Construction firms are also investing more in training programs for current and new workers, association officials added. Two out of five (42 percent) of firms report they revamped initiatives to recruit labor last year. Thirty-two percent of firms report they have increased funding for technical education programs and 29 percent have restructured or changed programming for current skilled labor recruits.
“Firms are adopting a variety of approaches to replace workers or allow for use of workers with less experience or training than before,” said Ken Simonson, the association’s chief economist. He noted that 32 percent of respondents report their firms are investing in labor-saving equipment, including drones, robots and 3-D printers. Twenty-eight percent of respondents are using methods to reduce onsite worktime, including lean construction, building information modeling or offsite pre-fabrication.
Officials with Sage noted that nearly half (46 percent) of respondents will increase their information technology (IT) investments in 2020. The largest share of firms, 30 percent, plan to increase their investments in project management software. About a quarter of firms will increase their investments in document management software (25 percent) and fleet tracking/management software (23 percent). Yet even as firms embrace information technology, 43 percent report their biggest IT challenge is that they lack the time needed to implement and train on new systems.
“We’re seeing an increasing number of firms embrace technology, especially mobile technologies in the field, as a way to help increase efficiencies and achieve business objectives,” said Dustin Anderson, vice-president of Sage Construction and Real Estate. “Technology will continue to play an important role in bridging the gap between growing industry demand, more complex projects, and a less experienced workforce.”
Association officials noted that the federal policy implications for the 2020 construction outlook are clear.
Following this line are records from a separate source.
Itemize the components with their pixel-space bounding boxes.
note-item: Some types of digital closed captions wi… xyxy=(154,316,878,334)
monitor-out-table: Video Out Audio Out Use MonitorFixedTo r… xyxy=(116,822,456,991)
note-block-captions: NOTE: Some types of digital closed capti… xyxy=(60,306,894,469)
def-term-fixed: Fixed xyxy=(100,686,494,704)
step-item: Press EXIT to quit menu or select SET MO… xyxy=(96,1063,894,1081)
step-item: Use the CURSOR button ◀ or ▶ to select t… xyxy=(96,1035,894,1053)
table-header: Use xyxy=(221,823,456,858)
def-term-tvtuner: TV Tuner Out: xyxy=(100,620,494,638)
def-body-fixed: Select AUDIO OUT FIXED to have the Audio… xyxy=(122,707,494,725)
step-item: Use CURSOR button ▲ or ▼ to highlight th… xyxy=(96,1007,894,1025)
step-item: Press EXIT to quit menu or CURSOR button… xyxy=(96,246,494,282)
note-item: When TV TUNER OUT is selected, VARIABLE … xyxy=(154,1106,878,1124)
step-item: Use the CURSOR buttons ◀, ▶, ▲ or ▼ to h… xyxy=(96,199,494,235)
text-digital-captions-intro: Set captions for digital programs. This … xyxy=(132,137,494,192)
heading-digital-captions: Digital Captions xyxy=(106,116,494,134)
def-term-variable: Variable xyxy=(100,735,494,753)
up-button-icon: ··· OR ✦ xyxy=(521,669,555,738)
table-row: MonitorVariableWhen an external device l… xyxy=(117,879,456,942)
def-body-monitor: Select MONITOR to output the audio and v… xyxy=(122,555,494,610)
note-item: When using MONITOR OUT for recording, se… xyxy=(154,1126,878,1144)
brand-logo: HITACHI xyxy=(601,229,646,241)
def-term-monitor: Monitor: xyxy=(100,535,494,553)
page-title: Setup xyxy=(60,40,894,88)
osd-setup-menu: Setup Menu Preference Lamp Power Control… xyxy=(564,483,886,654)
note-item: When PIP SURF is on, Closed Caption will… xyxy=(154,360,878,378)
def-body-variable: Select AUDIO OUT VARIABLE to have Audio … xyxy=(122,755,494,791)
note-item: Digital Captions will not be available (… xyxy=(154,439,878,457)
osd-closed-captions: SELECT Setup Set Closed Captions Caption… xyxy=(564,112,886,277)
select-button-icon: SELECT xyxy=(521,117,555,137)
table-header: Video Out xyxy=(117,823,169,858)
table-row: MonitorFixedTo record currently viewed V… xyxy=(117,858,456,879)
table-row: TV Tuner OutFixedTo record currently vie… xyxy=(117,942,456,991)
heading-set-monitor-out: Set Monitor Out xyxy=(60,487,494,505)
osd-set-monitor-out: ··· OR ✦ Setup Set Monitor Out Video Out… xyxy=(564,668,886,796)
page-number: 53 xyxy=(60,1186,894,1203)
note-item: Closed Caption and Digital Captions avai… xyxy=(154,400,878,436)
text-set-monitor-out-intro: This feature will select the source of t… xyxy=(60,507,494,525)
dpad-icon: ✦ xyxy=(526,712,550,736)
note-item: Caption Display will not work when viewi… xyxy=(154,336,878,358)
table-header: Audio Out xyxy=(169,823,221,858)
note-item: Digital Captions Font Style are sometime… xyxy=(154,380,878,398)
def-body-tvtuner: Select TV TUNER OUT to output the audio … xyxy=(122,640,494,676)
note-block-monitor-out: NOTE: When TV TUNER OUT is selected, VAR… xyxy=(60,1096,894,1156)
They urged federal officials to promote pro-growth economic policies including new infrastructure investments and continue to make needed regulatory reforms.
They also called on federal officials to double funding for career and technical education over the next five years, make it easier for people enrolled in short-term construction programs to qualify for federal Pell Grants and evaluate high schools based on career placement rates in addition to college placements.
“Washington officials must take steps to prepare and place more people into high-paying construction careers,” Sandherr said. “They also need to recognize the need to allow more people to lawfully enter the country to address workforce shortages while the domestic pipeline for preparing and recruiting workers is being restored.”
Sandherr urged Congress to pass a temporary visa program for construction workers, protect the legal status of workers in the country as part of the Temporary Protected Status program, and advance comprehensive immigration reform. He also called for additional steps to secure the border to ensure undocumented workers aren’t exploited by unscrupulous firms who are then able to underbid more responsible employers.
“A thriving, successful and diverse construction industry is the essential foundation for America’s continued economic prosperity, security and well-being,” Sandherr said. “Investing in infrastructure, making needed investments in career and technical education and reforming the immigration system will ensure that contractors can keep pace with strong demand for their services.”
The outlook was based on survey results from nearly 1,000 firms from 48 states. Varying numbers responded to each question. Contractors of every size answered over 20 questions about their hiring, workforce, business and information technology plans.